Silviu Guiman, Julius Tüting
„Die Gegenwart ist nicht nur durch Ästhetisierung, sondern ebenso durch Anästhetisierung gekennzeichnet“, beginnt Wolfgang Welsch seine Auseinandersetzung mit dem Anästhetischen. Ästhetik wird hier generell als Wahrnehmung verstanden. „Der Wahrnehmungsflut ist Wahrnehmungsverlust gesellt“; in der Wahrnehmungsflut gehen viele Details in den Wellen unter, die täglich auf uns einbrausen. Um im Bild zu bleiben: Je genauer wir eine einzige Welle betrachten um so mehr Wellen werden wir übersehen, von anderen Aspekten der Flut ganz zu schweigen. „Anästhetik tritt aber auch anders auf: notwendiger und unausweichlicher. Notwendiger dort, wo das Wegsehen, wo die Verweigerung eindringlicher Wahrnehmung schier zur Bedingung von Selbsterhaltung geworden ist. So bei zahlreichen gesellschaftlichen, umweltlichen, menschlichen Phänomenen ästhetischer Unerträglichkeit, von denen wir in der heutigen Massengesellschaft umgeben sind.“ Eine naheliegende Qualität des Anästhetischen ist die Anästhesie, besonders aber nicht nur im medizinischen Sinne.

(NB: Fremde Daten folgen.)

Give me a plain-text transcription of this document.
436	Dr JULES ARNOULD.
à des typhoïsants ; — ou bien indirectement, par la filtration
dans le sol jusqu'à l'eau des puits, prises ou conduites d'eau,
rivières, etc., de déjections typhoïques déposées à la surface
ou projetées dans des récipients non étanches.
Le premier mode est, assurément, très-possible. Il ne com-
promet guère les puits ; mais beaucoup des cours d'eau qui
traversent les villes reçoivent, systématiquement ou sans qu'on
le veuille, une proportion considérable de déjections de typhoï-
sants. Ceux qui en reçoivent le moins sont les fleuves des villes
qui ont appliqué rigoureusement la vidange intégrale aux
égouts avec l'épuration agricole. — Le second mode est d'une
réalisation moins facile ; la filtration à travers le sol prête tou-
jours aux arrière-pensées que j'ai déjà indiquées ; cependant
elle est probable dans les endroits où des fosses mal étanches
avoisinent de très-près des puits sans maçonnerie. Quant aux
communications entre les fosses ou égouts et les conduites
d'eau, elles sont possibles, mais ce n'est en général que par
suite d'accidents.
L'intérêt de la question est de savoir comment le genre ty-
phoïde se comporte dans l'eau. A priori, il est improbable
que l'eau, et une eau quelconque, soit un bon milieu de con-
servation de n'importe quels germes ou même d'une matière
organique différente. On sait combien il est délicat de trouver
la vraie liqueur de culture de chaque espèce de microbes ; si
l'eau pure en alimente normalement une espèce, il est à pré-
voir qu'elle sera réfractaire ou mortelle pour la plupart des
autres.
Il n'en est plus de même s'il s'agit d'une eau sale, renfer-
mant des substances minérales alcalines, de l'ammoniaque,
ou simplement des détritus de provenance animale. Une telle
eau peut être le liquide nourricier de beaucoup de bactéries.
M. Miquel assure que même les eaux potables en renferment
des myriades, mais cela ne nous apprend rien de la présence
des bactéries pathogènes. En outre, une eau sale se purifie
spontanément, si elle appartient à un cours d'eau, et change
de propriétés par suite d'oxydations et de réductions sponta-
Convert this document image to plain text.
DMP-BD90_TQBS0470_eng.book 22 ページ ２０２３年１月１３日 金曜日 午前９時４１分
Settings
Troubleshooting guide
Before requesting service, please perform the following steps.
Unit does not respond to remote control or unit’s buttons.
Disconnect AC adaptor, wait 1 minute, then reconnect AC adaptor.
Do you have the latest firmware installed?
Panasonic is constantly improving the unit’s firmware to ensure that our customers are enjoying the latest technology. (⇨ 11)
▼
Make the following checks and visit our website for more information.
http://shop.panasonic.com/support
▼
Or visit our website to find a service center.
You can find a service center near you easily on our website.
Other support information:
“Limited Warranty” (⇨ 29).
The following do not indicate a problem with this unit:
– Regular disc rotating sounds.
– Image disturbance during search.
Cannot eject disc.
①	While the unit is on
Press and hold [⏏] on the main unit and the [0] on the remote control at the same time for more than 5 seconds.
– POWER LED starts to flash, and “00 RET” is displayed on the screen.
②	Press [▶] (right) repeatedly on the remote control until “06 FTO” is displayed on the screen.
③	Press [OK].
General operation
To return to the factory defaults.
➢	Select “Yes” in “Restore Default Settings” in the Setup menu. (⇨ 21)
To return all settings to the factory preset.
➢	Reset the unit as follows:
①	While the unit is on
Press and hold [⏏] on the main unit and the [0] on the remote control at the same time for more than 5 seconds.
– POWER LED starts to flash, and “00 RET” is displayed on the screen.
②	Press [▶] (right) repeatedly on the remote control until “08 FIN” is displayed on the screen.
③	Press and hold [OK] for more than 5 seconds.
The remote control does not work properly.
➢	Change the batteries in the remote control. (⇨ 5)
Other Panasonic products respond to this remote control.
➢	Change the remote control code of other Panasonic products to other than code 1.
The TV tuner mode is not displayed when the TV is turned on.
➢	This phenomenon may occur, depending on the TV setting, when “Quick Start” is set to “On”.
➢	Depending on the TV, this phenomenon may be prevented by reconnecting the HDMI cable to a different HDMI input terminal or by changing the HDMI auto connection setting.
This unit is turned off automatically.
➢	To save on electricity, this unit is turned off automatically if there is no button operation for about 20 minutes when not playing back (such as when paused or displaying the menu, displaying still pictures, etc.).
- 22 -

Sie ist die radikalste Form der Ausblendung und Wahrnehmungsverhinderung. Auf das Material bezogen sind verschiedenste Qualitäten festzustellen die das Verhindern von Wahrnehmungen zum Ziel haben. Schallschutz, Geruchlosigkeit, Wärmedämmung und Sichtschutz sind hier naheliegend. Aber über die naheliegenden, den Sinnesorganen zuordbaren Materialeigenschaften hinaus wären anästhetische Qualitäten weiter zu fassen. Die immer besser täuschenden Imitate, die aus Spanplatten edle Massivhölzer werden lassen, das bewusste Ausblenden der Indexe für effiziente und industrielle Materialien, denen ohne bedruckte Beschichtung die optischen, haptischen, oft aber auch technischen Qualitäten fehlen, um Wohn- und Lebensräume auszustatten.
Hier ist bereits eine weitere Dimension angeschnitten, die Wahrnehmungsverweigerung gegenüber politischen, ökonomischen, industriellen, modischen und somit gesellschaftlichen Verhältnissen, die sich schließlich in der ästhetischen Bewertung von Material und Form auch über die anästhesierende Funktion hinaus (mit)ausdrückt. Diese scheint im Naturholzimitat mitzuschwingen, erstreckt sich aber weiter, bis in Sphären der Welterklärung. Hier sei der Extremfall des Verschwörungsgläubigen angeschnitten, in dessen Welterklärungsstrategien permanent auf für ihn anästhetische Bünde und Bruderschaften verwiesen wird. Das Individuum entkommt seiner Rolle als Beteiligter an der Hervorbringung komplexer gesellschaftlicher Verhältnisse, und verweist im Angesicht der Unerträglichkeit dieser Verhältnisse auf die Anderen: Politiker, Polizisten, Kapitalisten oder gänzlich in anästhetische Sphären: Illuminaten, Reptiloiden, die jüdische Weltverschwörung, die 1% etc. Anästhetische Gefahren zeigen auch Aspekte, die den Materialien unserer Zeit offensichtlicher verbunden sind. Seit der Sichtbarmachung der Krankheitserreger, ein für das Design wichtiger Impuls, aber besonders durch die Atombombenabwürfen und die Katastrophe von Tschernobyl ist den Materialien in unserer Umgebung doch nicht mehr recht zu trauen, niemand sieht ihnen an, wie sie „wirklich“ sind.
Quellen:
Welsch, Wolfgang: Ästhetisches Denken, Leipzig 1990, S. 63–65.